Hughes suffered the latest blow to his managerial career on Wednesday when he was sacked by Bradford City with the Yorkshire club 18th in League Two.

READ MORE: Newcastle show heart that left PSG long ago as Howe avoids state-owned trap

Appearing on talkSPORT, Jordan has doubted whether Howe will be the coach to take Newcastle all the way to the top.

Asked if Howe is proving to be the man for the big occasion, he said: “It depends what you think that big occasion is for Newcastle.
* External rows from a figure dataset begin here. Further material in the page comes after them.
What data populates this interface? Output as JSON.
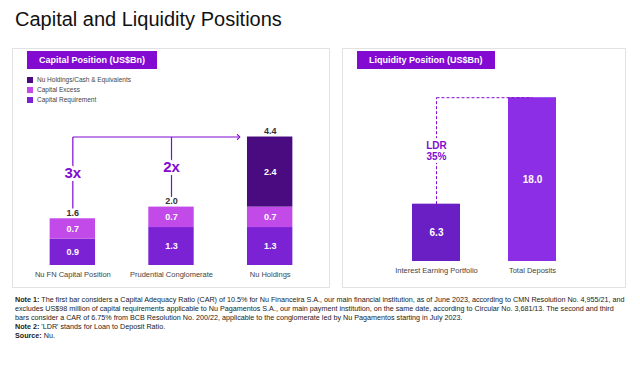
{
  "title": "Capital and Liquidity Positions",
  "chart_data": [
    {
      "type": "bar",
      "title": "Capital Position (US$Bn)",
      "categories": [
        "Nu FN Capital Position",
        "Prudential Conglomerate",
        "Nu Holdings"
      ],
      "series": [
        {
          "name": "Capital Requirement",
          "color": "#7a22d4",
          "values": [
            0.9,
            1.3,
            1.3
          ]
        },
        {
          "name": "Capital Excess",
          "color": "#c14ae8",
          "values": [
            0.7,
            0.7,
            0.7
          ]
        },
        {
          "name": "Nu Holdings/Cash & Equivalents",
          "color": "#4a0b80",
          "values": [
            null,
            null,
            2.4
          ]
        }
      ],
      "stacked": true,
      "data_labels": true,
      "tick_labels": "x",
      "legend": "top-left",
      "ylim": [
        0,
        5
      ],
      "totals": {
        "values": [
          1.6,
          2.0,
          4.4
        ],
        "value_labels": [
          "1.6",
          "2.0",
          "4.4"
        ]
      },
      "annotations": [
        {
          "text": "3x",
          "category": "Nu FN Capital Position"
        },
        {
          "text": "2x",
          "category": "Prudential Conglomerate"
        }
      ]
    },
    {
      "type": "bar",
      "title": "Liquidity Position (US$Bn)",
      "categories": [
        "Interest Earning Portfolio",
        "Total Deposits"
      ],
      "values": [
        6.3,
        18.0
      ],
      "value_labels": [
        "6.3",
        "18.0"
      ],
      "colors": [
        "#6a1fc4",
        "#8b2ee6"
      ],
      "data_labels": true,
      "tick_labels": "x",
      "ylim": [
        0,
        20
      ],
      "annotations": [
        {
          "text": "LDR",
          "value": 35,
          "value_label": "35%"
        }
      ]
    }
  ],
  "notes": [
    {
      "label": "Note 1:",
      "text": "The first bar considers a Capital Adequacy Ratio (CAR) of 10.5% for Nu Financeira S.A., our main financial institution, as of June 2023, according to CMN Resolution No. 4,955/21, and excludes US$98 million of capital requirements applicable to Nu Pagamentos S.A., our main payment institution, on the same date, according to Circular No. 3,681/13. The second and third bars consider a CAR of 6.75% from BCB Resolution No. 200/22, applicable to the conglomerate led by Nu Pagamentos starting in July 2023."
    },
    {
      "label": "Note 2:",
      "text": "'LDR' stands for Loan to Deposit Ratio."
    }
  ],
  "source": {
    "label": "Source:",
    "text": "Nu."
  }
}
If the big occasion is the delivery of an outcome for Newcastle with some significant baubles, I question that.

“Not because I’m being mean spirited, but because I think that there will come a point where the opportunity for Newcastle to achieve what we believe is the ultimate aim from this PIF ownership, which is to turn Newcastle into a dominant power force in English and European football.

“I feel that Eddie will do a job that gets you to the point where you’re getting close to it, where you’re getting [to the] Mauricio Pochettino territory of getting a side that gets you there but can’t quite win.

“I worry for him because I think there’s an evolution when a club changes direction and pivots on a sixpence.

“Eddie Howe could not have got his timing better [when arriving at Newcastle]. They could have put Genghis Khan in control of Newcastle post-Mike Ashley and the Newcastle fans would have rallied around with this fervour that they’ve got.

“The feeling, the energy, the vitality of Newcastle – you’re coming in with perfect timing, then you get a group of players playing better and you get £300million to supplement the playing squad.

“I think – and it may be unkind – it feels a little bit like the Mark Hughes transition from when Sheikh Mansour takes over, Hughes starts to buy big players, he starts to build a Man City side that are really starting their engines and Mancini says, ‘Thanks very much, I’ll take it from here,’ and wins the league.

“That’s what I think might happen. I hope I’m wrong. I hope he gets the rewards [of being] the building block, because there’s an evolution here.

“No one could have ever envisaged – not the most ardent, sometimes deluded, Newcastle fan – that [Newcastle would say]: ‘We’re going to go to Milan, get a result in our first European game and then we’re going to smash PSG at home.’

“There is a situation where Newcastle are not aiming to be participants, are not aiming to be at the top table saying: ‘Thank you very much for allowing us to be here.’

“There’s going to be this conversation eventually, which is: what does it take for Newcastle to win the Premier League? What does it take for Newcastle to win the FA Cup, the League Cup?

“I just think there’s a journey that you go through when you’ve involved in football clubs when they go through the transition, and very rarely does somebody get to take it all the way along.

“I’m pitching Eddie Howe against [Pep] Guardiola, if he’s still around; against [Jurgen] Klopp; against others in European football. I think it’s going to be very, very difficult [for Howe to join that company].

“I think he’ll have some significant achievements along the way, but if the aim is for Newcastle to win significant things I don’t know if it will be Eddie Howe that gets the benefit of that achievement, but what he will be is a remarkable pathway for someone else to build upon.”

Jordan added that the Newcastle players’ reaction to their victory over PSG captured the essence of football, with Dan Burn and Sean Longstaff both on the scoresheet for their boyhood club.

He explained: “What I really liked about the game, beside the fact that it’s a British team beating PSG which I’ve always described as a faberge egg – beautiful on the outside with very little heart on the inside – was the absolute delight these footballers had when they were interviewed after the game.

“So many times you see footballers walking around like it’s impeding doom, like everything is a difficult situation for them, yet you saw the joy from Sean Longstaff [and] Dan Burn. You see that environment and that’s what football, to some extent, should represent.

“You saw inordinate amounts of [emotion] at Newcastle and part of that was the contributing energy that brought these players to the boil.

“You saw Anthony Gordon in the first minute of the game winning a corner and rousing the crowd – that’s what football’s about.”